Pengungsi Tibet Menyusut Drastis Seiring dengan Pengetatan Cengkeraman China

Biksu Tibet
Biksu Tibet

 Jumlah warga Tibet yang mencari suaka terus menyusut seiring semakin sulit dan berbahayanya upaya melarikan diri dari Tibet yang berada di bawah kekuasaan Beijing. Kondisi ini memunculkan kekhawatiran terhadap masa depan pelestarian budaya Tibet, terutama bagi komunitas pengasingan di India yang selama ini bergantung pada kedatangan warga baru dari Tibet.
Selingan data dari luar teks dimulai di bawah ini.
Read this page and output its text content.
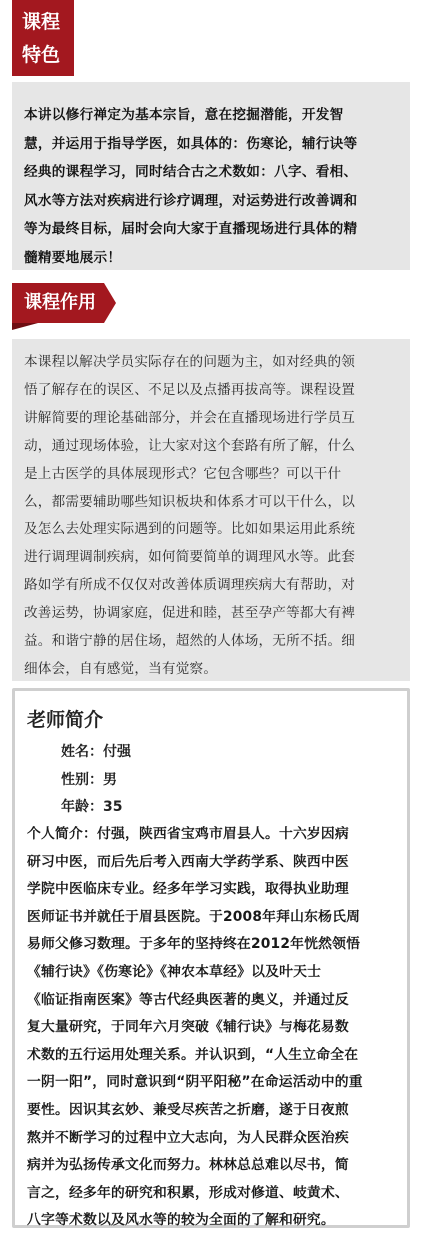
课程
特色
本讲以修行禅定为基本宗旨，意在挖掘潜能，开发智
慧，并运用于指导学医，如具体的：伤寒论，辅行诀等
经典的课程学习，同时结合古之术数如：八字、看相、
风水等方法对疾病进行诊疗调理，对运势进行改善调和
等为最终目标，届时会向大家于直播现场进行具体的精
髓精要地展示！
课程作用
本课程以解决学员实际存在的问题为主，如对经典的领
悟了解存在的误区、不足以及点播再拔高等。课程设置
讲解简要的理论基础部分，并会在直播现场进行学员互
动，通过现场体验，让大家对这个套路有所了解，什么
是上古医学的具体展现形式？它包含哪些？可以干什
么，都需要辅助哪些知识板块和体系才可以干什么，以
及怎么去处理实际遇到的问题等。比如如果运用此系统
进行调理调制疾病，如何简要简单的调理风水等。此套
路如学有所成不仅仅对改善体质调理疾病大有帮助，对
改善运势，协调家庭，促进和睦，甚至孕产等都大有裨
益。和谐宁静的居住场，超然的人体场，无所不括。细
细体会，自有感觉，当有觉察。
老师简介
姓名：付强
性别：男
年龄：35
个人简介：付强，陕西省宝鸡市眉县人。十六岁因病
研习中医，而后先后考入西南大学药学系、陕西中医
学院中医临床专业。经多年学习实践，取得执业助理
医师证书并就任于眉县医院。于2008年拜山东杨氏周
易师父修习数理。于多年的坚持终在2012年恍然领悟
《辅行诀》《伤寒论》《神农本草经》以及叶天士
《临证指南医案》等古代经典医著的奥义，并通过反
复大量研究，于同年六月突破《辅行诀》与梅花易数
术数的五行运用处理关系。并认识到，“人生立命全在
一阴一阳”，同时意识到“阴平阳秘”在命运活动中的重
要性。因识其玄妙、兼受尽疾苦之折磨，遂于日夜煎
熬并不断学习的过程中立大志向，为人民群众医治疾
病并为弘扬传承文化而努力。林林总总难以尽书，简
言之，经多年的研究和积累，形成对修道、岐黄术、
八字等术数以及风水等的较为全面的了解和研究。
Komunitas Tibet di Dharamsala, India, kini menghadapi berkurangnya hubungan budaya langsung dengan tanah asal mereka akibat minimnya pendatang baru. Selama puluhan tahun, arus pengungsi Tibet yang melintasi Himalaya menuju India dan Nepal menjadi indikator situasi di Tibet.

ADVERTISEMENT

GULIR UNTUK LANJUT BACA

Pada akhir 1990-an hingga pertengahan 2000-an, ribuan warga Tibet setiap tahun mencari suaka sambil membawa laporan langsung mengenai pembatasan politik, tekanan budaya, hingga kehidupan sehari-hari di bawah pemerintahan Tiongkok.

Namun, data dari Administrasi Tibet Pusat di Dharamsala—pusat pemerintahan Tibet di pengasingan sekaligus tempat tinggal pemimpin spiritual Tibet, Dalai Lama ke-14—menunjukkan penurunan drastis jumlah pengungsi baru.
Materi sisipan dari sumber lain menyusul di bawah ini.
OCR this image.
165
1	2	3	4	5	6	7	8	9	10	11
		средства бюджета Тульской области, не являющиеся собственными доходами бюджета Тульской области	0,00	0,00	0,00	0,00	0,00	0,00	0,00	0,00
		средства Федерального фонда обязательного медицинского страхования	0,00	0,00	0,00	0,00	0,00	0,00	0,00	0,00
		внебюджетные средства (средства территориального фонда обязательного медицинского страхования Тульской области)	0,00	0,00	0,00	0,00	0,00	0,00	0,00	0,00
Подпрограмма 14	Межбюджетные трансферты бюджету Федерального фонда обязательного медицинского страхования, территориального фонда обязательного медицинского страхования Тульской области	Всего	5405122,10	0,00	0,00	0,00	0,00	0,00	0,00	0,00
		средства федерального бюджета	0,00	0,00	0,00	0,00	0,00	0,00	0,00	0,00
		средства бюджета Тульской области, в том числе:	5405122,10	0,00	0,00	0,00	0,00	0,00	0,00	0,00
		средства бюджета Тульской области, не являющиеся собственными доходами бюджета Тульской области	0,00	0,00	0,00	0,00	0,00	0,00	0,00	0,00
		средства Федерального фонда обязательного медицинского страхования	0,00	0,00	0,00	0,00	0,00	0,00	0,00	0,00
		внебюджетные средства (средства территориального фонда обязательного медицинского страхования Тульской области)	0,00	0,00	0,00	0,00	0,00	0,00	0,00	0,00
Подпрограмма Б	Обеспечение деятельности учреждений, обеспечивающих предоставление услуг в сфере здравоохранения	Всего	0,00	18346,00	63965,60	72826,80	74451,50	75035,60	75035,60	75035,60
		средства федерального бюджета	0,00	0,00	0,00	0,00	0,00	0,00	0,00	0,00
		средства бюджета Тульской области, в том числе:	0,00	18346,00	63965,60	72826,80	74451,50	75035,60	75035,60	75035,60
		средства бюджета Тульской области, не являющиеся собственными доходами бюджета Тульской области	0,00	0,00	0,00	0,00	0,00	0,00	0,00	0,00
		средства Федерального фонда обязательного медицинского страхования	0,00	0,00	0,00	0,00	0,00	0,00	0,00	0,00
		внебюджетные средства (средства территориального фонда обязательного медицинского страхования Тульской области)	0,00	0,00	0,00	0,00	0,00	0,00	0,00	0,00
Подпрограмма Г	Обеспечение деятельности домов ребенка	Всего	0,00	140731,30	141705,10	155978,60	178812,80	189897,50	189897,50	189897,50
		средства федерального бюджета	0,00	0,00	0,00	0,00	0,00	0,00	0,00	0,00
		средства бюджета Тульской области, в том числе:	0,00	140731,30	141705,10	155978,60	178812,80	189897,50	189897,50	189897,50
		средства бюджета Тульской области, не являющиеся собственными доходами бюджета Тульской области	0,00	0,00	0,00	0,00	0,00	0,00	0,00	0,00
Dalam periode 1995-1999, lebih dari 12 ribu warga Tibet berhasil mencari suaka. Akan tetapi, dalam lima tahun terakhir, jumlah tersebut merosot tajam menjadi hanya 81 orang.
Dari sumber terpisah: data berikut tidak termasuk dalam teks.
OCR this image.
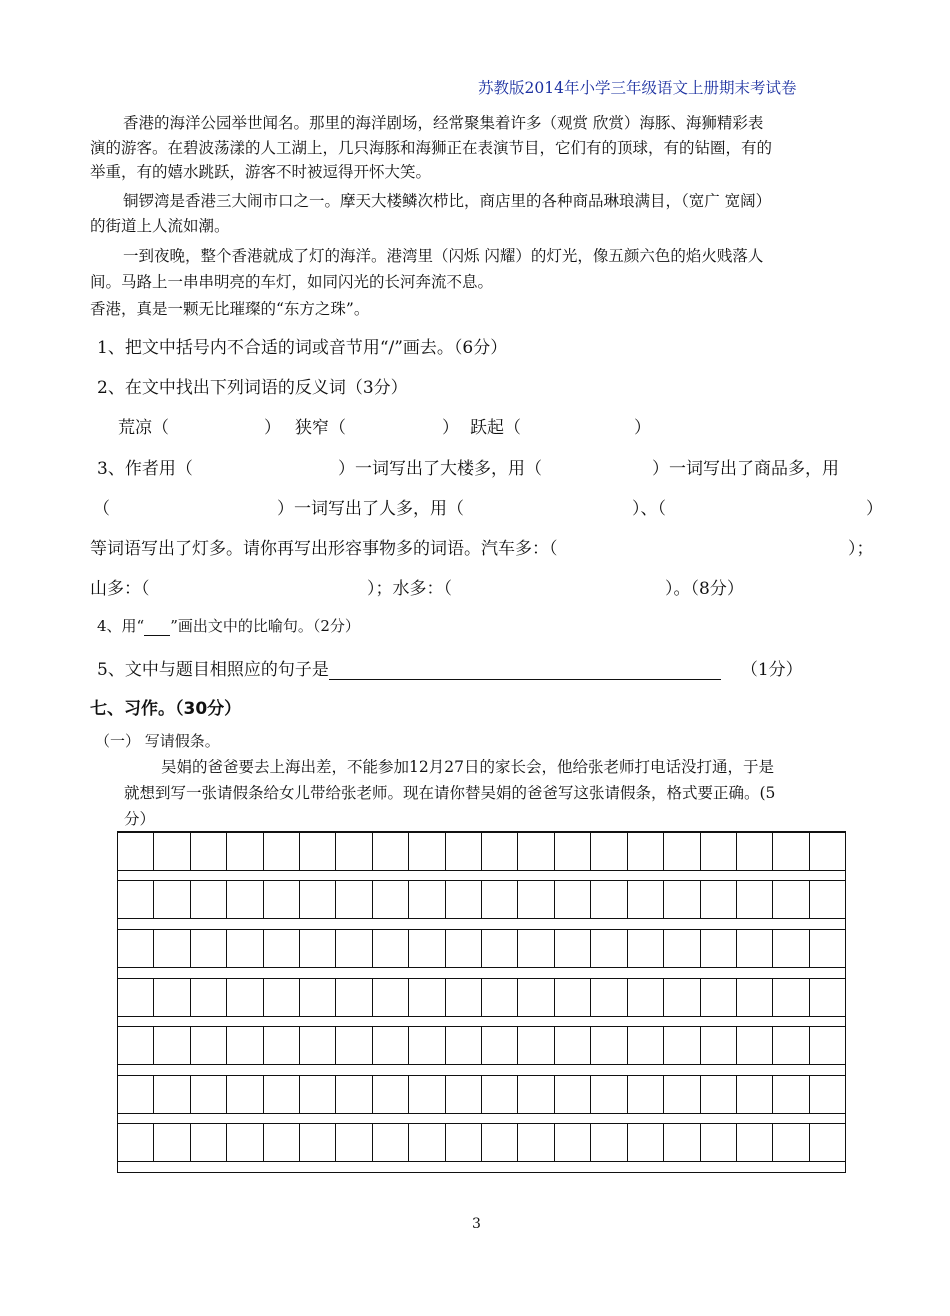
苏教版2014年小学三年级语文上册期末考试卷
香港的海洋公园举世闻名。那里的海洋剧场，经常聚集着许多（观赏 欣赏）海豚、海狮精彩表
演的游客。在碧波荡漾的人工湖上，几只海豚和海狮正在表演节目，它们有的顶球，有的钻圈，有的
举重，有的嬉水跳跃，游客不时被逗得开怀大笑。
铜锣湾是香港三大闹市口之一。摩天大楼鳞次栉比，商店里的各种商品琳琅满目，（宽广 宽阔）
的街道上人流如潮。
一到夜晚，整个香港就成了灯的海洋。港湾里（闪烁 闪耀）的灯光，像五颜六色的焰火贱落人
间。马路上一串串明亮的车灯，如同闪光的长河奔流不息。
香港，真是一颗无比璀璨的“东方之珠”。
1、把文中括号内不合适的词或音节用“/”画去。（6分）
2、在文中找出下列词语的反义词（3分）
荒凉（	） 狭窄（	） 跃起（	）
3、作者用（	）一词写出了大楼多，用（	）一词写出了商品多，用
（	）一词写出了人多，用（	）、（	）
等词语写出了灯多。请你再写出形容事物多的词语。汽车多：（	）；
山多：（	）；水多：（	）。（8分）
4、用“ ”画出文中的比喻句。（2分）
5、文中与题目相照应的句子是	（1分）
七、习作。（30分）
（一） 写请假条。
吴娟的爸爸要去上海出差，不能参加12月27日的家长会，他给张老师打电话没打通，于是
就想到写一张请假条给女儿带给张老师。现在请你替吴娟的爸爸写这张请假条，格式要正确。(5
分）
3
Berkurangnya warga Tibet yang berhasil keluar dari wilayah itu juga membuat informasi independen mengenai kondisi di Tibet semakin langka. Akibatnya, kebijakan Beijing terkait regulasi keagamaan, reformasi bahasa, maupun relokasi pedesaan menjadi semakin sulit dipantau dunia internasional.

Situasi ini berlangsung di tengah upaya Beijing memperkuat narasi versinya mengenai pembangunan dan stabilitas di Tibet.

Lobsang, seorang pria Tibet yang meninggalkan wilayah itu pada 2010, mengatakan penurunan jumlah pengungsi terjadi bersamaan dengan meningkatnya kontrol Tiongkok. "Sejak tahun 2008, arsitektur keamanan di Tibet telah mengalami transformasi total," katanya kepada DW.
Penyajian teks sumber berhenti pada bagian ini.